BFL: I think it holds greater meaning to everyone around me but maybe not to me. I’m really looking forward to it, it’s a great old venue and what is really cool is I’m going out with a band. I’m going to take a couple friends out on stage with me, spruce up the sound a bit.

EA: You shouted at someone to shut up in Sheffield, do you prefer smaller venues where it’s less likely to have people chatting over your music?

EA: Oh no did you read that. Clash music magazine wrote that. What really happened was there were 250 people there that had all paid to get in and were all silent.
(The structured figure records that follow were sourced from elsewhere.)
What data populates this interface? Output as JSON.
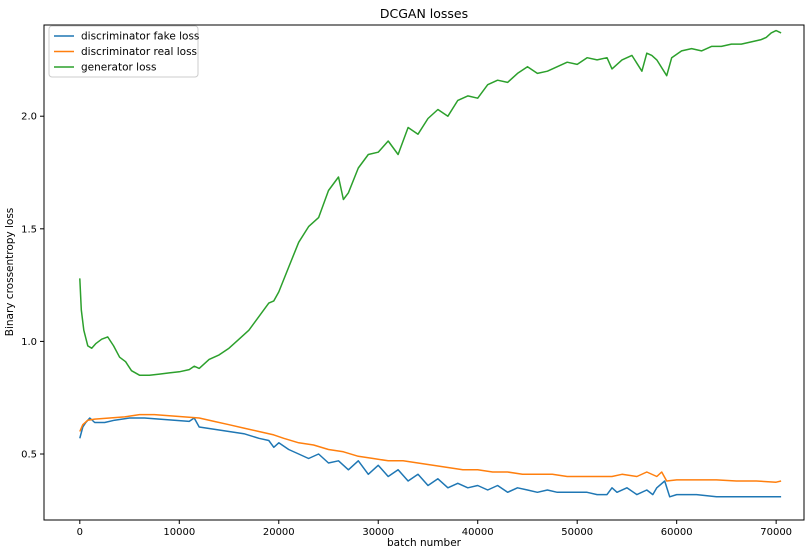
{
  "chart_data": {
    "type": "line",
    "title": "DCGAN losses",
    "xlabel": "batch number",
    "ylabel": "Binary crossentropy loss",
    "xlim": [
      -3600,
      72800
    ],
    "ylim": [
      0.207,
      2.405
    ],
    "x_ticks": [
      0,
      10000,
      20000,
      30000,
      40000,
      50000,
      60000,
      70000
    ],
    "x_tick_labels": [
      "0",
      "10000",
      "20000",
      "30000",
      "40000",
      "50000",
      "60000",
      "70000"
    ],
    "y_ticks": [
      0.5,
      1.0,
      1.5,
      2.0
    ],
    "y_tick_labels": [
      "0.5",
      "1.0",
      "1.5",
      "2.0"
    ],
    "grid": false,
    "legend_position": "top-left",
    "series": [
      {
        "name": "discriminator fake loss",
        "color": "#1f77b4",
        "x": [
          0,
          300,
          600,
          1000,
          1500,
          2500,
          3500,
          5000,
          6500,
          8000,
          9500,
          11000,
          11500,
          12000,
          13500,
          15000,
          16500,
          18000,
          19000,
          19500,
          20000,
          21000,
          22000,
          23000,
          24000,
          25000,
          26000,
          27000,
          28000,
          29000,
          30000,
          31000,
          32000,
          33000,
          34000,
          35000,
          36000,
          37000,
          38000,
          39000,
          40000,
          41000,
          42000,
          43000,
          44000,
          45000,
          46000,
          47000,
          48000,
          49000,
          50000,
          51000,
          52000,
          53000,
          53500,
          54000,
          55000,
          56000,
          57000,
          57600,
          58000,
          58800,
          59300,
          60000,
          62000,
          64000,
          66000,
          68000,
          70000,
          70500
        ],
        "values": [
          0.57,
          0.62,
          0.64,
          0.66,
          0.64,
          0.64,
          0.65,
          0.66,
          0.66,
          0.655,
          0.65,
          0.645,
          0.66,
          0.62,
          0.61,
          0.6,
          0.59,
          0.57,
          0.56,
          0.53,
          0.55,
          0.52,
          0.5,
          0.48,
          0.5,
          0.46,
          0.47,
          0.43,
          0.47,
          0.41,
          0.45,
          0.4,
          0.43,
          0.38,
          0.41,
          0.36,
          0.39,
          0.35,
          0.37,
          0.35,
          0.36,
          0.34,
          0.36,
          0.33,
          0.35,
          0.34,
          0.33,
          0.34,
          0.33,
          0.33,
          0.33,
          0.33,
          0.32,
          0.32,
          0.35,
          0.33,
          0.35,
          0.32,
          0.34,
          0.32,
          0.35,
          0.38,
          0.31,
          0.32,
          0.32,
          0.31,
          0.31,
          0.31,
          0.31,
          0.31
        ]
      },
      {
        "name": "discriminator real loss",
        "color": "#ff7f0e",
        "x": [
          0,
          300,
          800,
          1500,
          3000,
          4500,
          6000,
          7500,
          9000,
          10500,
          12000,
          13500,
          15000,
          16500,
          18000,
          19500,
          20500,
          22000,
          23500,
          25000,
          26500,
          28000,
          29500,
          31000,
          32500,
          34000,
          35500,
          37000,
          38500,
          40000,
          41500,
          43000,
          44500,
          46000,
          47500,
          49000,
          50500,
          52000,
          53500,
          54500,
          56000,
          57000,
          58000,
          58500,
          59000,
          60000,
          62000,
          64000,
          66000,
          68000,
          70000,
          70500
        ],
        "values": [
          0.6,
          0.63,
          0.65,
          0.655,
          0.66,
          0.665,
          0.675,
          0.675,
          0.67,
          0.665,
          0.66,
          0.645,
          0.63,
          0.615,
          0.6,
          0.585,
          0.57,
          0.55,
          0.54,
          0.52,
          0.51,
          0.49,
          0.48,
          0.47,
          0.47,
          0.46,
          0.45,
          0.44,
          0.43,
          0.43,
          0.42,
          0.42,
          0.41,
          0.41,
          0.41,
          0.4,
          0.4,
          0.4,
          0.4,
          0.41,
          0.4,
          0.42,
          0.4,
          0.42,
          0.38,
          0.385,
          0.385,
          0.385,
          0.38,
          0.38,
          0.375,
          0.38
        ]
      },
      {
        "name": "generator loss",
        "color": "#2ca02c",
        "x": [
          0,
          150,
          400,
          800,
          1200,
          1600,
          2200,
          2800,
          3400,
          4000,
          4600,
          5200,
          6000,
          7000,
          8000,
          9000,
          10000,
          11000,
          11500,
          12000,
          13000,
          14000,
          15000,
          16000,
          17000,
          18000,
          19000,
          19500,
          20000,
          21000,
          22000,
          23000,
          24000,
          25000,
          26000,
          26500,
          27000,
          28000,
          29000,
          30000,
          31000,
          32000,
          33000,
          34000,
          35000,
          36000,
          37000,
          38000,
          39000,
          40000,
          41000,
          42000,
          43000,
          44000,
          45000,
          46000,
          47000,
          48000,
          49000,
          50000,
          51000,
          52000,
          53000,
          53500,
          54500,
          55500,
          56500,
          57000,
          57500,
          58000,
          59000,
          59500,
          60500,
          61500,
          62500,
          63500,
          64500,
          65500,
          66500,
          67500,
          68500,
          69000,
          69500,
          70000,
          70500
        ],
        "values": [
          1.28,
          1.14,
          1.05,
          0.98,
          0.97,
          0.99,
          1.01,
          1.02,
          0.98,
          0.93,
          0.91,
          0.87,
          0.85,
          0.85,
          0.855,
          0.86,
          0.865,
          0.875,
          0.89,
          0.88,
          0.92,
          0.94,
          0.97,
          1.01,
          1.05,
          1.11,
          1.17,
          1.18,
          1.22,
          1.33,
          1.44,
          1.51,
          1.55,
          1.67,
          1.73,
          1.63,
          1.66,
          1.77,
          1.83,
          1.84,
          1.89,
          1.83,
          1.95,
          1.92,
          1.99,
          2.03,
          2.0,
          2.07,
          2.09,
          2.08,
          2.14,
          2.16,
          2.15,
          2.19,
          2.22,
          2.19,
          2.2,
          2.22,
          2.24,
          2.23,
          2.26,
          2.25,
          2.26,
          2.21,
          2.25,
          2.27,
          2.2,
          2.28,
          2.27,
          2.25,
          2.18,
          2.26,
          2.29,
          2.3,
          2.29,
          2.31,
          2.31,
          2.32,
          2.32,
          2.33,
          2.34,
          2.35,
          2.37,
          2.38,
          2.37
        ]
      }
    ]
  }
}
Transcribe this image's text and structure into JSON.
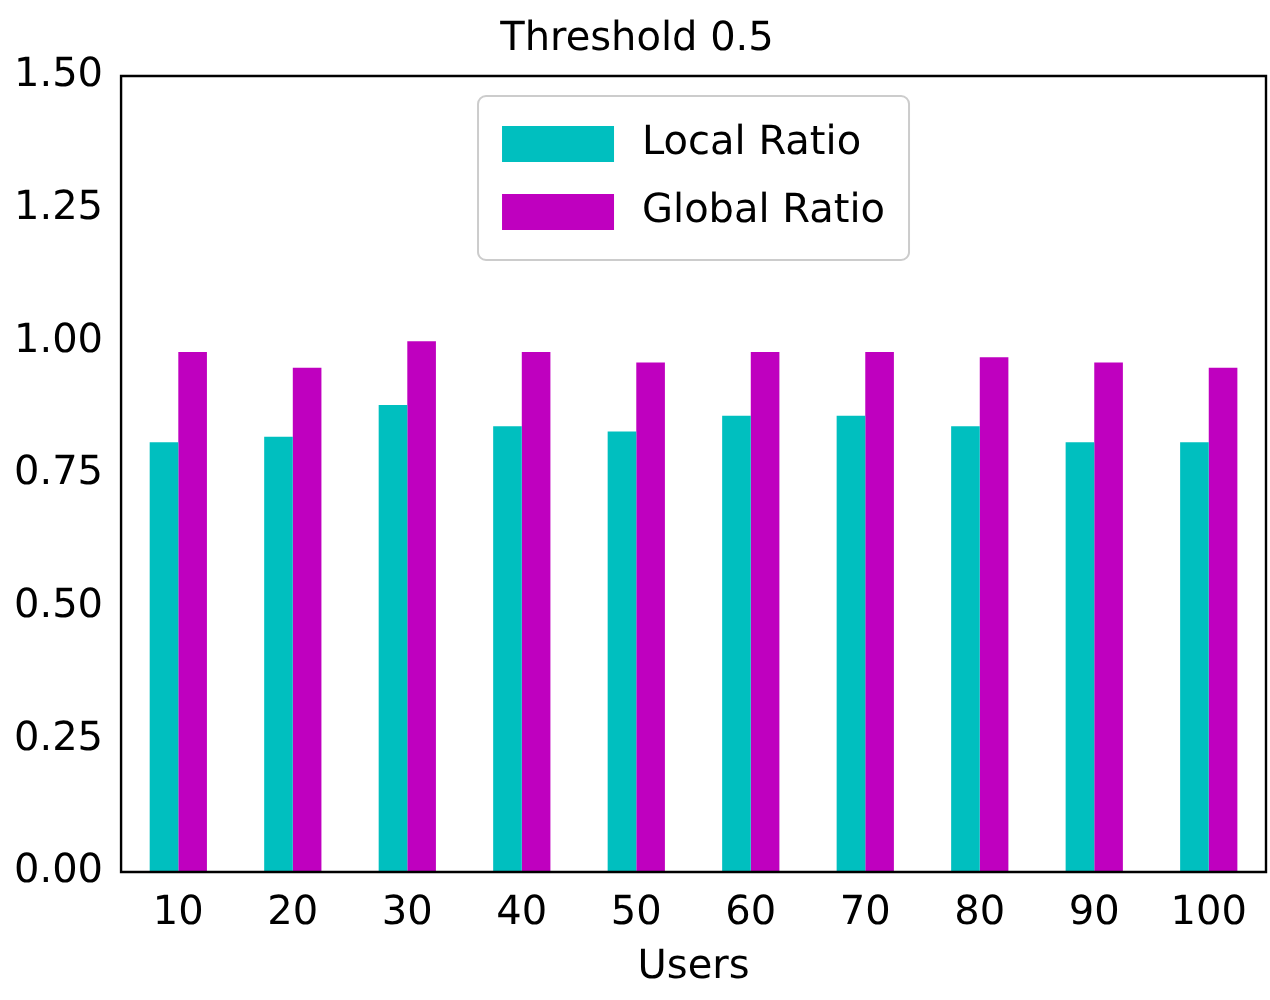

There was this one guy at the front who wouldn’t be quiet. Then his phone went off and I thought, “I’m not going to say anything, its fair enough, peoples phones are going to go off, I’m not a dick.” And then he picked up and started having a conversation. So I just stopped the song and said something. I hate to be rude but you know. I felt really harsh soon as I had done it, and I’ll probably never do it again but it was just one of those moments where I had to do something. Now everyone on facebook is calling me a fucking lad!

EA: Jamie Oborne found you at 16 and has been your manager ever since.  Was there a lot of pressure to succeed as he has said you were basically the reason he founded Dirty Hit Records?

BFL: Nah, I never really feel pressure. Dirty hit Records is a really cool label. Its really small, independent and vibey with really cool creative people working with them, which is ideal for me. Jamie is one of my best friends and I really value his opinion and it’s a massive compliment.

EA: The label was funded by premiership footballer Ogu Ehiogu. How did that come about?

BFL: I have no idea. It’s cool though. I’d rather that than a businessman or an accountant. He bought me a beer once and I was thinking “Oh my God! You’ve met David Beckham.”

EA: Have you always been confident in what you do or did support from people like Zane Lowe and Huw Stephens help a lot?

BFL: Obviously that helps. But support in the sense of coming here and selling out a show means more to me than just one radio DJ playing it. I’m confident in what I do. I’m not overly confident. I know there’s stuff that I can improve on and get better at. I’m confident in my songs and my song writing. I don’t feel like I’ve achieved everything I want to achieve yet but I just want to keep making records.